Preparation is about being people-, data- and place-ready. Everyone with a guiding influence on the project is involved from the beginning in an atmosphere of trust and respect. Relationships are nurtured throughout the process as the often costly assembly of base data is carefully focused on supporting charrette deliverables in order to minimize unnecessary expense. Place-specific tools are chosen to ensure that the charrette studio is set up for efficiency. The tools of the preparation phase are:

Project Assessment and Organization
  • Project start-up meeting.
  • Project roadmap.
  • Scope, budget and schedule.
Stakeholder Research and Involvement
  • Stakeholder analysis.
  • Interview process and start-up events.
Base Data Research and Analysis
  • SWOT analysis.
  • High-tech modeling.
Charrette Logistics
  • Charrette studio specification.
  • Team assembly.

Step 2: Charrette (Four days minimum)

The charrette—the central design event of the NCI Charrette System™—results in a feasible plan that requires minimal rework and is carried by the support of all stakeholders through implementation.

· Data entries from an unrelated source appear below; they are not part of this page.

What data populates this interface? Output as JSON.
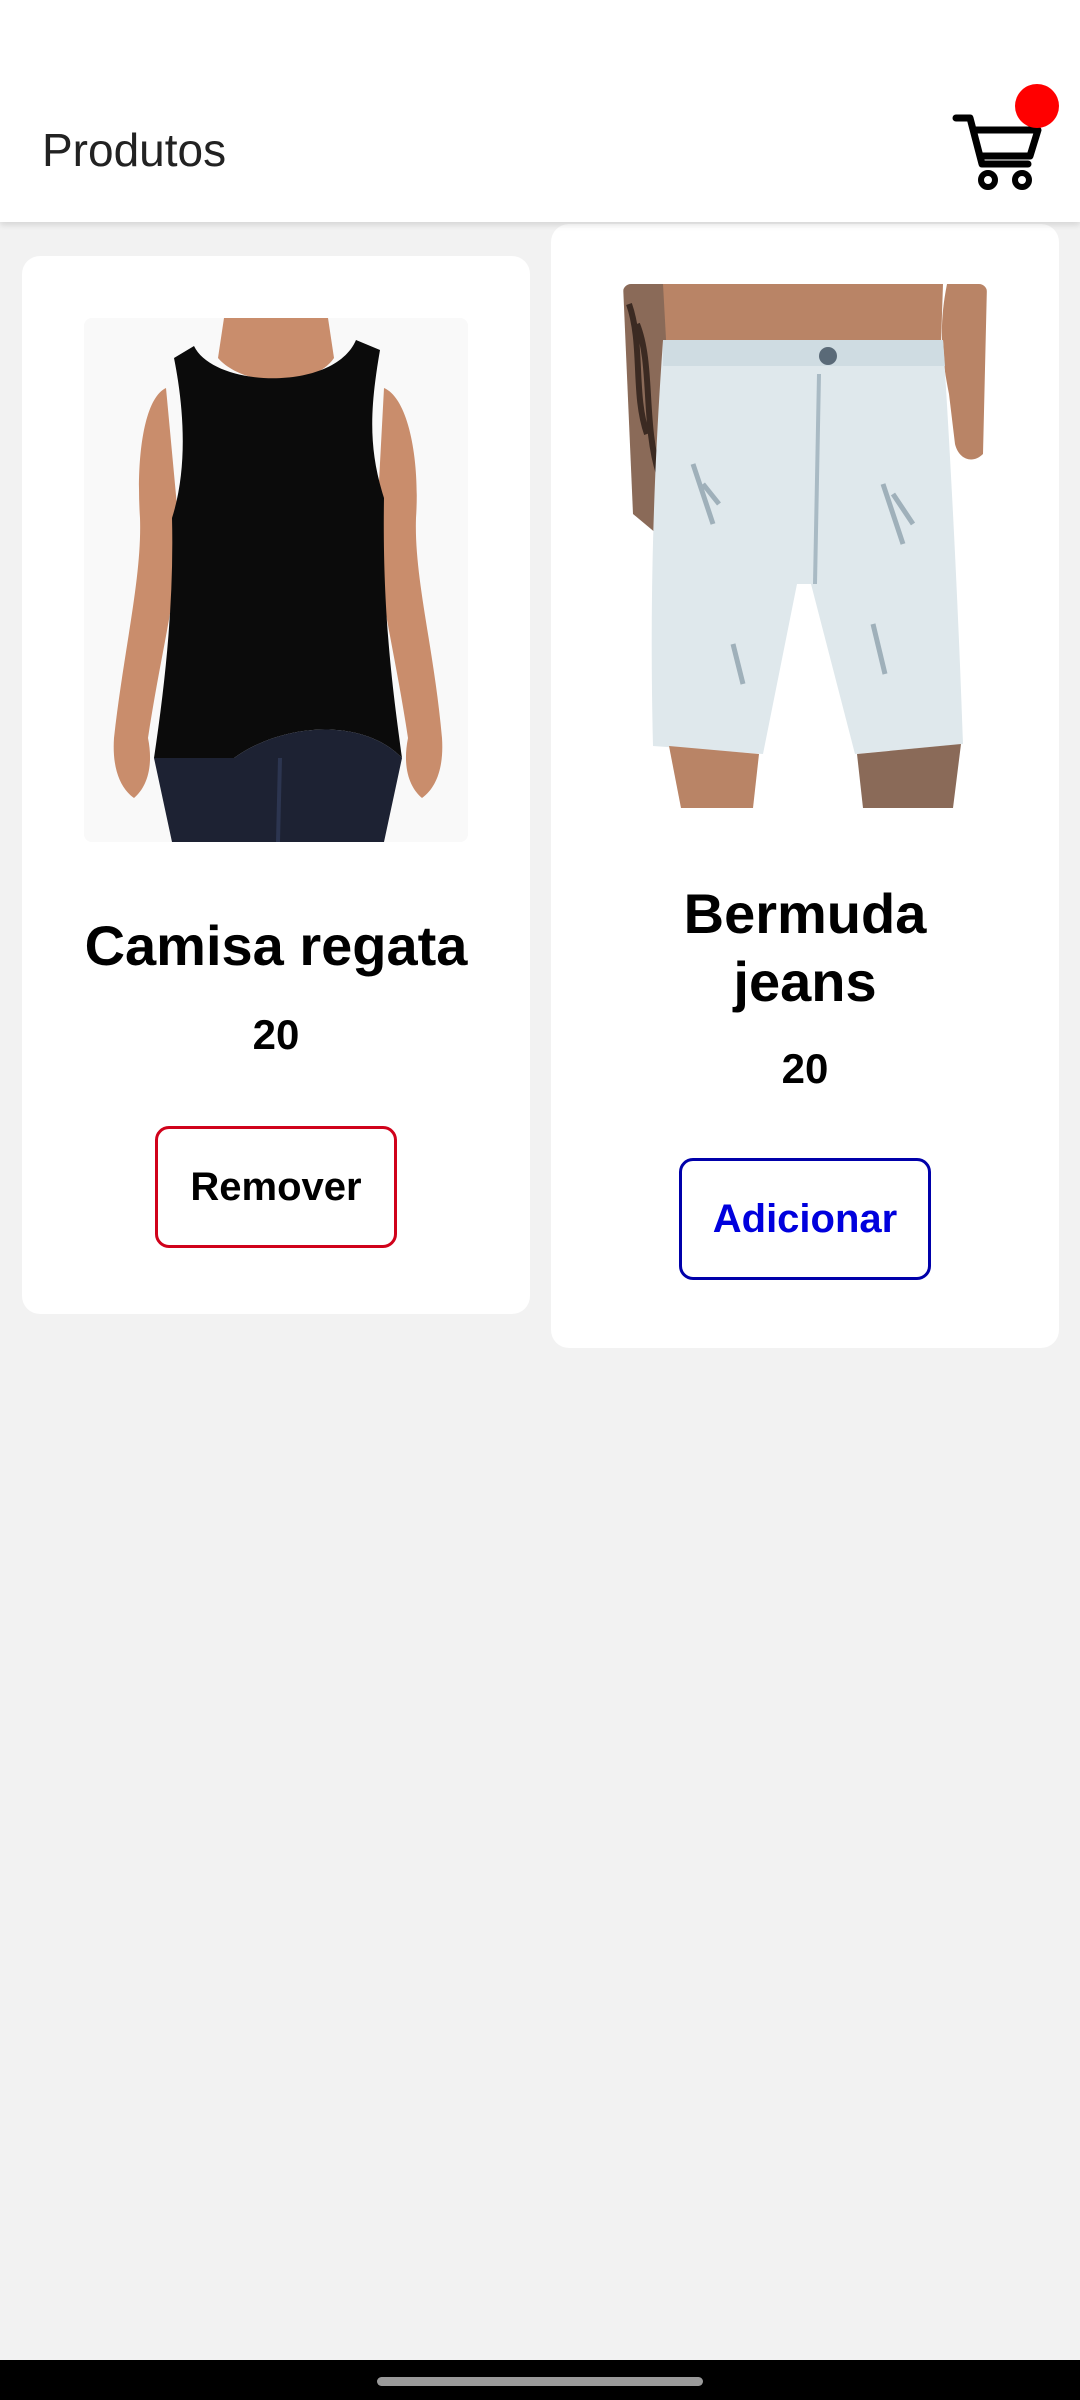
{
  "header": {
    "title": "Produtos",
    "cart_icon": "shopping-cart-icon",
    "cart_badge_color": "#ff0000"
  },
  "products": [
    {
      "name": "Camisa regata",
      "price": "20",
      "image_icon": "black-tank-top-image",
      "action_label": "Remover",
      "action_text_color": "#000000",
      "action_border_color": "#d0021b"
    },
    {
      "name": "Bermuda jeans",
      "price": "20",
      "image_icon": "light-denim-shorts-image",
      "action_label": "Adicionar",
      "action_text_color": "#0000dd",
      "action_border_color": "#0000aa"
    }
  ],
  "colors": {
    "background": "#f2f2f2",
    "card": "#ffffff"
  }
}
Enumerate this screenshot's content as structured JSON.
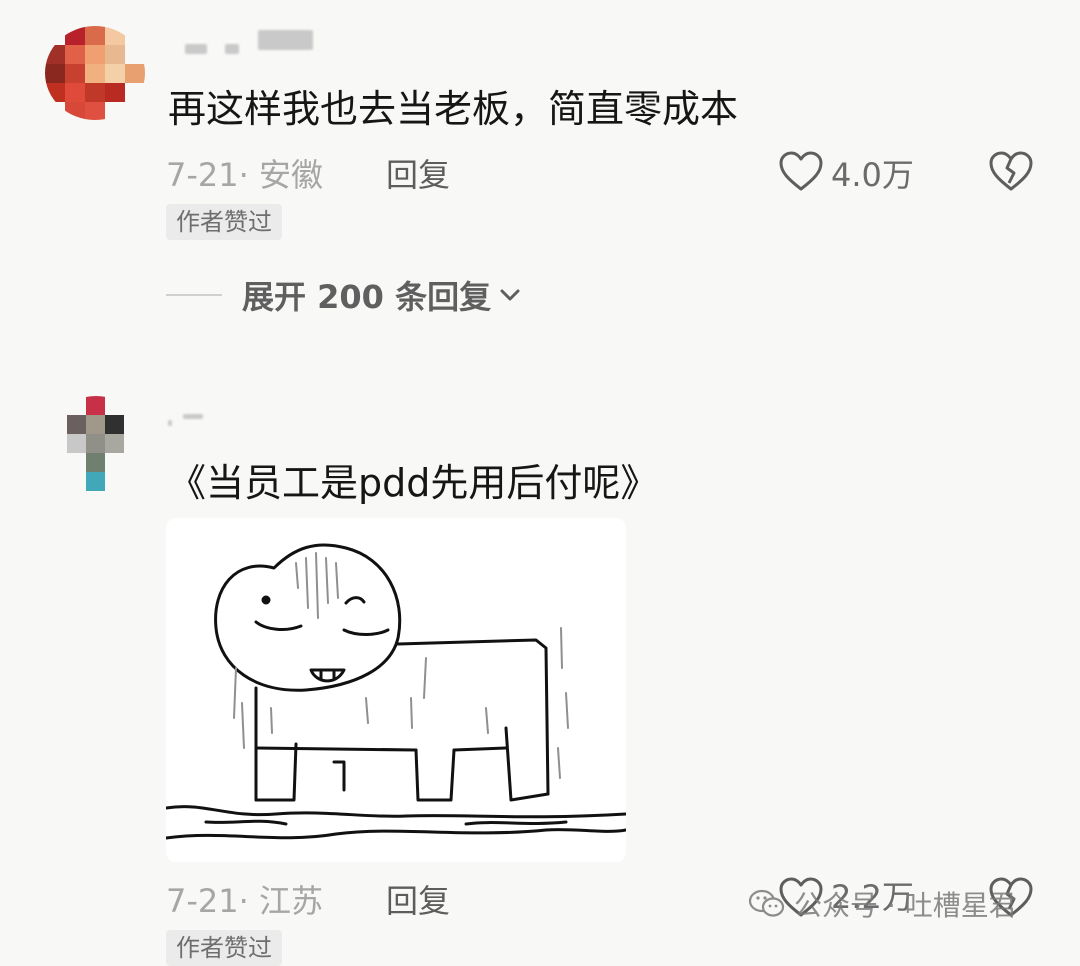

This support is generated by the ability of the charrette to transform the conflict among stakeholders into collaboration and a shared vision and implementation plan.

A multidisciplinary charrette team consisting of consultants and sponsor staff produces the plan. Stakeholders—anyone who can approve, provide valuable information, promote or block the project, as well as anyone directly affected by the outcomes—are involved in the design process through a series of short feedback loops or meetings. The charrette makes the best use of everyone’s time by engaging people when their input will have the greatest impact. Tools and techniques used during the charrette phase are:

  • Public Meeting and Community Vision.
  • Alternative Concepts Development and Feedback Loop #1.
  • Preferred Plan Synthesis and Feedback Loop #2.
  • Plan Development and Feedback Loop #3.
  • Production, Public Presentation and Review.

Step 3: Implementation (2–4 Months)

Momentum following the charrette is critical. The project management team works to ensure continued and expanded support, and to reduce the risks associated with changes in political or regulatory leadership.

When presented at the final charrette meeting, the preferred plan is a work-in-progress. Following the charrette, more in-depth testing is needed to ensure the accuracy and feasibility of some of the plan elements.

Once the necessary plan revisions are identified, a follow-up stakeholder meeting with a final feedback loop is advisable, ideally, four to six weeks after the charrette. The project team then works to finalize all plan revisions and to complete the project drawings and documents. The tools and techniques used to take the process through project adoption are:

  • Project Status Communications.
  • Product Refinement.
  • Public Presentation and Product Finalization.